Palladium (Pd) hydride-based catalysts have been reported
to have
excellent performance in the CO2 reduction reaction (CO2RR) and hydrogen evolution reaction (HER). Our previous work
on doped PdH and Pd alloy hydrides showed that Ti-doped and Ti-alloyed
Pd hydrides could improve the performance of the CO2 reduction
reaction compared with pure Pd hydride. Compositions and chemical
orderings of the surfaces with only one adsorbate under certain reaction
conditions are linked to their stability, activity, and selectivity
toward the CO2RR and HER, as shown in our previous work.
In fact, various coverages, types, and mixtures of the adsorbates,
as well as state variables such as temperature, pressure, applied
potential, and chemical potential, could impact their stability, activity,
and selectivity. However, these factors are usually fixed at common
values to reduce the complexity of the structures and the complexity
of the reaction conditions in most theoretical work. To address the
complexities above and the huge search space, we apply a deep learning-assisted
multitasking genetic algorithm to screen for Pd
x
Ti1–x
H
y
surfaces containing multiple adsorbates for CO2RR under different reaction conditions.

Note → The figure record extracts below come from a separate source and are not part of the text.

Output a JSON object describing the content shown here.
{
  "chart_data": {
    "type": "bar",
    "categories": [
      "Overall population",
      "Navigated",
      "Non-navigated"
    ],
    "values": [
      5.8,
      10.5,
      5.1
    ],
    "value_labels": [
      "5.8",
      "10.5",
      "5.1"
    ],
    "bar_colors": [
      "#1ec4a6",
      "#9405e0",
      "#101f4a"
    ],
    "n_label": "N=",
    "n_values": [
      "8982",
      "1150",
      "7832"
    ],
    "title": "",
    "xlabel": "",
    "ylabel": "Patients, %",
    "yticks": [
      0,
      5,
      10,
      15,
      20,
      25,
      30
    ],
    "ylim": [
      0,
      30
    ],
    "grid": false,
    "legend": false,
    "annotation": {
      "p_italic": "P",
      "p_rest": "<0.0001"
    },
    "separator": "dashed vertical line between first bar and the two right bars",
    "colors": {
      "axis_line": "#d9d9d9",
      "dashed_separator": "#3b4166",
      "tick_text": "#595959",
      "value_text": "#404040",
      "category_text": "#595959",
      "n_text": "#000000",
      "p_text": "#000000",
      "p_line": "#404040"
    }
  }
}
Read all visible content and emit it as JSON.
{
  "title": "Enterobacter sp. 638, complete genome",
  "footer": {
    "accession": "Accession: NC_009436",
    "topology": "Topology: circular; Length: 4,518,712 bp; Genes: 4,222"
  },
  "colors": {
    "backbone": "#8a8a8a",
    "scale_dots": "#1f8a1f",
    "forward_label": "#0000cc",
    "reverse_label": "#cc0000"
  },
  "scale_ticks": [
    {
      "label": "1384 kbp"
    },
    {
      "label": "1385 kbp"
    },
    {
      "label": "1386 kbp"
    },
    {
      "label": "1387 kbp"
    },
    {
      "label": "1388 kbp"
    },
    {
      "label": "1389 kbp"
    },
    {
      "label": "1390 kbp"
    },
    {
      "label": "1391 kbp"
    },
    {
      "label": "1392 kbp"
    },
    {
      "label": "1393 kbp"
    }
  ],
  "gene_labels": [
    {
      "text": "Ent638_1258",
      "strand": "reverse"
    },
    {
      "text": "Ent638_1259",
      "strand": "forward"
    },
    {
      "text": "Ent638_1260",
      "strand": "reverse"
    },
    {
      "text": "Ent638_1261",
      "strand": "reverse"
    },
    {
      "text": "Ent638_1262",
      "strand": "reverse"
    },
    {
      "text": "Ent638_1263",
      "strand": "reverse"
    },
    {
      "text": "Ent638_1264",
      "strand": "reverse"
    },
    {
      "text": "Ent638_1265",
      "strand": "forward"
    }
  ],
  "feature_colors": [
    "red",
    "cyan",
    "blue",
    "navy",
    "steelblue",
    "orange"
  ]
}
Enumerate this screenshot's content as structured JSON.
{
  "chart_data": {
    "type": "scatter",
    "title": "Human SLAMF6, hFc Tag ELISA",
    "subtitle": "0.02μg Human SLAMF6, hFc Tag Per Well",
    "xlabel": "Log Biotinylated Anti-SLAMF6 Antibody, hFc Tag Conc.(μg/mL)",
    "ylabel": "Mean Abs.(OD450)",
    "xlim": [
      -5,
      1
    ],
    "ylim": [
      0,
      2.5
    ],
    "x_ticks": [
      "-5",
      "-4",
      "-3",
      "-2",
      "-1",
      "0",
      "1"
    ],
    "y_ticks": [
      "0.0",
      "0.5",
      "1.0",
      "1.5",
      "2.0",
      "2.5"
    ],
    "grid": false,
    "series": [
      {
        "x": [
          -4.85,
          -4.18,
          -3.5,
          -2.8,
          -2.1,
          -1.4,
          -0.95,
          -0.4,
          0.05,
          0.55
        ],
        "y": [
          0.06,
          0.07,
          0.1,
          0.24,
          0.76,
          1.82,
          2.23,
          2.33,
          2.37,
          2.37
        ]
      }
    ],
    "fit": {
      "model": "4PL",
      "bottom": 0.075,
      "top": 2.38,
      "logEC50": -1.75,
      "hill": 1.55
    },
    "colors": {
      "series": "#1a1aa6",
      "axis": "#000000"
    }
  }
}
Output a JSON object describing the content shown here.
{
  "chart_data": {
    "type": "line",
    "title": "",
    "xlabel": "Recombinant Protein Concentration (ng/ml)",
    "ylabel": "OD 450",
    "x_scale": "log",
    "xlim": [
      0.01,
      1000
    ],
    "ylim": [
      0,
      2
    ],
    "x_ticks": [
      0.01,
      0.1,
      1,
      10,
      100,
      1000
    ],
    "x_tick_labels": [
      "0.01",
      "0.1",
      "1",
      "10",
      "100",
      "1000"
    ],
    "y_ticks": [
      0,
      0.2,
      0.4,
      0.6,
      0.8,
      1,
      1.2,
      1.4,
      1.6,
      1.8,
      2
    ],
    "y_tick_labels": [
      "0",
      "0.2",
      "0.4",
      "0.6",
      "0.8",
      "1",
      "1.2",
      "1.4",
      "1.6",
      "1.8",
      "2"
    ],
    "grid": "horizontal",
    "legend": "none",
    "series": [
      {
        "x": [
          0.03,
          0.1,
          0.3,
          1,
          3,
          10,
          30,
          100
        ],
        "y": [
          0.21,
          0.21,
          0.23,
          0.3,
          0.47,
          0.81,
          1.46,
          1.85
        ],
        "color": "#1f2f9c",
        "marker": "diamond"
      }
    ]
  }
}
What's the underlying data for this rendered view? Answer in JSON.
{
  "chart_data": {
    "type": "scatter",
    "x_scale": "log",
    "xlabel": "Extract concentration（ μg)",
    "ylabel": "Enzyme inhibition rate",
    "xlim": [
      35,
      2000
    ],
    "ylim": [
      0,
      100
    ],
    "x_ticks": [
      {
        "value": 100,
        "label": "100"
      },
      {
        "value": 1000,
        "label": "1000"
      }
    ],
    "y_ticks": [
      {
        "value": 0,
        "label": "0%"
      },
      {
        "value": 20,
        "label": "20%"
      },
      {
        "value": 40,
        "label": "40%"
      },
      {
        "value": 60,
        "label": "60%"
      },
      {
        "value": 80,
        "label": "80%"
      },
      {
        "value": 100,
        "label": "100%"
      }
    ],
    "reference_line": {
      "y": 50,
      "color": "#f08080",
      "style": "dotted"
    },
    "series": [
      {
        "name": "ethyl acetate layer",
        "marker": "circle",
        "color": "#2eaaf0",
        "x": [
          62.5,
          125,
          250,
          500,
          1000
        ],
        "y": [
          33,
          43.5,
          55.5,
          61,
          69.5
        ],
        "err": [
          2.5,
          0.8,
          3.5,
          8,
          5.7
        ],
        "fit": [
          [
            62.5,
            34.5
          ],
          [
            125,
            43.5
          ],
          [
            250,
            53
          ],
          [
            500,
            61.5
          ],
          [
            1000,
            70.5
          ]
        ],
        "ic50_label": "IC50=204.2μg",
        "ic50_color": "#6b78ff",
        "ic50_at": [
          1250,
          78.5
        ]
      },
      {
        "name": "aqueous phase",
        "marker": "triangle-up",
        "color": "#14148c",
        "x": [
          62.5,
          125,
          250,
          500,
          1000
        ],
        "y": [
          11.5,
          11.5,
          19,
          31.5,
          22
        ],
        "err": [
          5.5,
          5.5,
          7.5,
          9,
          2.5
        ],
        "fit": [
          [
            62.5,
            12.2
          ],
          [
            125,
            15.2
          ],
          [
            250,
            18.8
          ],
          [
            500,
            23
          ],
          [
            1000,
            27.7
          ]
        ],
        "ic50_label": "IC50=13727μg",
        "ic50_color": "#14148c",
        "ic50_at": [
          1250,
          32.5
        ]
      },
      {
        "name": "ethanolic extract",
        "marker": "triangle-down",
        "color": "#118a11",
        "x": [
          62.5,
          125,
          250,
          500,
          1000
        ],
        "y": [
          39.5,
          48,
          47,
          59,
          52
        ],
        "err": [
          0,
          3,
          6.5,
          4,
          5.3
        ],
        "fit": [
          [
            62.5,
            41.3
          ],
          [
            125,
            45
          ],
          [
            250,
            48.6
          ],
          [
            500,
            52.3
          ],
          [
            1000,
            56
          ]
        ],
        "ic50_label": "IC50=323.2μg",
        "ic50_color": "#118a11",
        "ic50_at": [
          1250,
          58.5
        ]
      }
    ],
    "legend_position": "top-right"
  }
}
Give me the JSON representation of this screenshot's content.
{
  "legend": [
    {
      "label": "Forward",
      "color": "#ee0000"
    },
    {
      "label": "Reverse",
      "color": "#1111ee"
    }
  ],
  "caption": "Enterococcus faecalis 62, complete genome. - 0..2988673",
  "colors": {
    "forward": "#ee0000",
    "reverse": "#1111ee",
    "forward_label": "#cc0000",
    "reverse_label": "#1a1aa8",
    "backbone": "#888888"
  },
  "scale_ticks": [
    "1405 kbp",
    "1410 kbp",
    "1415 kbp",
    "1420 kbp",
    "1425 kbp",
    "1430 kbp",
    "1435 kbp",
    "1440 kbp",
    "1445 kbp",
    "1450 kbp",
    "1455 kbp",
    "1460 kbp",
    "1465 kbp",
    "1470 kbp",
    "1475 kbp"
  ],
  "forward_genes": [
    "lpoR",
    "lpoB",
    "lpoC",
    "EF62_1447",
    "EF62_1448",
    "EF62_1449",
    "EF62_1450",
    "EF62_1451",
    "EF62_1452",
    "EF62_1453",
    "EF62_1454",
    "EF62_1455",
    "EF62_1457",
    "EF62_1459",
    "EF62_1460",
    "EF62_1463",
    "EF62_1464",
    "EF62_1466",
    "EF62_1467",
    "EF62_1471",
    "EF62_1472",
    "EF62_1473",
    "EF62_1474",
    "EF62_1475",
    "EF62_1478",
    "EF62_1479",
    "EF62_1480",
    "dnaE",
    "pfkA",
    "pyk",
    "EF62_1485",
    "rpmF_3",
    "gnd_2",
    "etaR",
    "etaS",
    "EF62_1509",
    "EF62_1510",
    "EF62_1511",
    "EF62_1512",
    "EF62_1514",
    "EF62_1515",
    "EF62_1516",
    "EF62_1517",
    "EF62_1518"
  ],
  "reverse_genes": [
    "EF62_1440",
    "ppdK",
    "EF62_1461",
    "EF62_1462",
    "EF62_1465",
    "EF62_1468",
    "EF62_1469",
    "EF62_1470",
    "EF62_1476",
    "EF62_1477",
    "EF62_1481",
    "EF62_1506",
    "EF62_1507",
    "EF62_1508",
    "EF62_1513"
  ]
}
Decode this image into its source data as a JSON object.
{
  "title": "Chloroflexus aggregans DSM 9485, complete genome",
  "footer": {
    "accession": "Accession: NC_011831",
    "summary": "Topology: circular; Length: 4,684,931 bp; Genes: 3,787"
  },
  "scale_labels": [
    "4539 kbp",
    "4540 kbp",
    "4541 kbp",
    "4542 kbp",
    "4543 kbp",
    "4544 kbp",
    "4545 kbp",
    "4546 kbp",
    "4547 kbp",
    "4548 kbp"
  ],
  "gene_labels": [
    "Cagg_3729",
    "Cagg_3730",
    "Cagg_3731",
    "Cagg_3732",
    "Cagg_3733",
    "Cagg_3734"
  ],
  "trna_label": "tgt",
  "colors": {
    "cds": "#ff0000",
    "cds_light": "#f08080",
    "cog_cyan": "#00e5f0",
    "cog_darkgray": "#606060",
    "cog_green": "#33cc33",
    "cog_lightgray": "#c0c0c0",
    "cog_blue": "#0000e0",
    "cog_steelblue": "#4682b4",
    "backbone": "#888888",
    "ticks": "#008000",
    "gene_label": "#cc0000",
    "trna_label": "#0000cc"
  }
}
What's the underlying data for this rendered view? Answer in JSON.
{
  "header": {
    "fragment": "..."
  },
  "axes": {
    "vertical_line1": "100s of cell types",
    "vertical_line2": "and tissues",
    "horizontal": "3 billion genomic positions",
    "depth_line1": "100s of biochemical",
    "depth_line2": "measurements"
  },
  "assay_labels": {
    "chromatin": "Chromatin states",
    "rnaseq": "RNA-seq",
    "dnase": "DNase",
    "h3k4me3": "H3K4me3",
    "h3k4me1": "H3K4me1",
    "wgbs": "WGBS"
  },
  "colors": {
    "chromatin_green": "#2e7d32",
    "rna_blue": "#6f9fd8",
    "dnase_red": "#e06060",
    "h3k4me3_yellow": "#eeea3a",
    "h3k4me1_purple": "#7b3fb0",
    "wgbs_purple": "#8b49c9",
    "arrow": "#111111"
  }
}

The ensemble deep learning
model can greatly speed up the structure relaxations and retain a
high accuracy and low uncertainty of the energy and forces. The multitasking
genetic algorithm simultaneously finds globally stable surface structures
under each reaction condition. Finally, 23 stable structures are screened
out under different reaction conditions. Among these, Pd0.56Ti0.44H1.06 + 25%CO, Pd0.31Ti0.69H1.25 + 50%CO, Pd0.31Ti0.69H1.25 + 25%CO, and Pd0.88Ti0.12H1.06 + 25%CO are found to be very active for CO2RR and suitable to generate syngas consisting of CO and H2.